As the relentless, energy hungry demands of artificial intelligence and cloud computing push terrestrial infrastructure to its breaking point, tech giants and space startups are racing toward the ultimate frontier-orbit.
Amid land scarcity and strained power grids, a race is underway to build data centres in space, turning to the constant power of the sun and the natural vaccum cooling of space to sustainably power the next generation of computing.
A Hyderabad-based Space startup, Skyroot Aerospace which is eyeing to become India’s first privately developed orbital launch vehicle, has set its sights on setting up data centres in space. According to Pawan Kumar Chandana, Co-Founder & CEO, Skyroot, is aiming to start technology demonstrations of orbital data centres, beginning with proof-of-concept missions and demonstrations over the coming years. Speaking to FE, he said that though commercial deployment of data centres in space is years away, space-based infrastructure could emerge as a new segment for launch providers as AI workloads grow globally.
Skyroot figures among the companies across the world which are assessing the feasibility of processing and storing data in orbit, in turn potentially reducing energy and cooling constraints faced by data centres on earth.
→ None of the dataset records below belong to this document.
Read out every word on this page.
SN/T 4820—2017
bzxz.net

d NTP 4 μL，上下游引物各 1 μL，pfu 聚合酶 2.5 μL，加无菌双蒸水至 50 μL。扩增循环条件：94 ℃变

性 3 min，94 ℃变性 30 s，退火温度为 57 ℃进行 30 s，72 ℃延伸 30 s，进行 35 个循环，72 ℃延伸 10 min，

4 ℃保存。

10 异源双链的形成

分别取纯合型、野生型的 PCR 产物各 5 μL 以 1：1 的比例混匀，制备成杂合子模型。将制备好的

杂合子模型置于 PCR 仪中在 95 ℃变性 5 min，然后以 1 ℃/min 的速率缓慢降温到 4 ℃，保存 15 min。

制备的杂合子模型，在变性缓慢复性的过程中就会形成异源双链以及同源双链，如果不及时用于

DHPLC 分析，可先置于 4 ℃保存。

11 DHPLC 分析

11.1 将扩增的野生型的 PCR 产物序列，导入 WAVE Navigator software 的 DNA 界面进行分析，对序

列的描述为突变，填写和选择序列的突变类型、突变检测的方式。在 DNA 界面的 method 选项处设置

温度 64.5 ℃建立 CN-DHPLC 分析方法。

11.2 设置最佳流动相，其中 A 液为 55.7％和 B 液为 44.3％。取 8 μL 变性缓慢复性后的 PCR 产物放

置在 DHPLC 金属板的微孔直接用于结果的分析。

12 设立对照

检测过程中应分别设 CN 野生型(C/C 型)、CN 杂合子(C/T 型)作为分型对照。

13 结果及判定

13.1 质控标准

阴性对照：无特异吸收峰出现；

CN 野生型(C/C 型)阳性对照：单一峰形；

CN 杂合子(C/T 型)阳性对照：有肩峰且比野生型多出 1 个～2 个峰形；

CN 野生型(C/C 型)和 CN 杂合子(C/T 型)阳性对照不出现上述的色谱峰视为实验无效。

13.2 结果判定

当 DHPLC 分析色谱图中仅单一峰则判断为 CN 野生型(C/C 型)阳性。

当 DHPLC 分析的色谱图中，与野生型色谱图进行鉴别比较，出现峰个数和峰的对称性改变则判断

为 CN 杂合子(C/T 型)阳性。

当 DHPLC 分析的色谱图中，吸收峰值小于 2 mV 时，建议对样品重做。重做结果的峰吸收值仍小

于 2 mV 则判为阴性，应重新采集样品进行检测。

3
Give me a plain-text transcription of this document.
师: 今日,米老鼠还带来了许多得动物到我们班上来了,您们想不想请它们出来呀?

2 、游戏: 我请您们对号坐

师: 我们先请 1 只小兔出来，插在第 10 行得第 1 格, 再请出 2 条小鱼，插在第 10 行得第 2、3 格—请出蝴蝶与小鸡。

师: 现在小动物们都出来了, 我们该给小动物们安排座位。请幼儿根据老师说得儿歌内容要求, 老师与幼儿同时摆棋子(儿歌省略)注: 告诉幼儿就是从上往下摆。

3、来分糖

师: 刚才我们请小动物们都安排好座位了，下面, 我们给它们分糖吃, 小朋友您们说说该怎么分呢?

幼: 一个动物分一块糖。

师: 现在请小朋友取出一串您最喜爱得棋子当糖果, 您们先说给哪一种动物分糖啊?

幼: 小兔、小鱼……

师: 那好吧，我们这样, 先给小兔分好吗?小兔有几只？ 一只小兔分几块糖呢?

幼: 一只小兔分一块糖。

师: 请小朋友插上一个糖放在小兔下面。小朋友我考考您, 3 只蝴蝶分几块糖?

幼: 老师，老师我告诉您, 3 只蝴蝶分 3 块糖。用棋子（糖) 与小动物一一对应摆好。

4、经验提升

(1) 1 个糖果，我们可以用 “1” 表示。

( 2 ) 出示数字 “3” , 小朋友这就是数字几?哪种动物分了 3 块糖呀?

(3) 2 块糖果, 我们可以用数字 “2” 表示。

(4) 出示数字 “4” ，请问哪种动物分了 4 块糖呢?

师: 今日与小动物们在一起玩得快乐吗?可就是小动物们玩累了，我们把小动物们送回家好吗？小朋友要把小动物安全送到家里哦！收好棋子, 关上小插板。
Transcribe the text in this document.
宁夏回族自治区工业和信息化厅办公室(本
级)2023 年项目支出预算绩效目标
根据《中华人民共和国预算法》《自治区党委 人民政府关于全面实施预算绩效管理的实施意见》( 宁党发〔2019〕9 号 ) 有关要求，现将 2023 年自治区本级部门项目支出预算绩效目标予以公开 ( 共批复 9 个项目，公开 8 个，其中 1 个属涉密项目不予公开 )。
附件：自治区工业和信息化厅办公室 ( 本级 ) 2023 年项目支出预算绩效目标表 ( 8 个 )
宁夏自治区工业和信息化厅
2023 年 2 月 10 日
The GPU-capable data centres in space have the advantage of zero-gravity cooling, near-infinite solar energy and the ability to place compute above geopolitical bottlenecks. Elon Musk recently announced that SpaceX will be sending data centres into spaceIt would require simple scaling up of Starlink V3 satellites which have high speed laser links.The US Startup Starcloud is also on a mission to send data centres into space.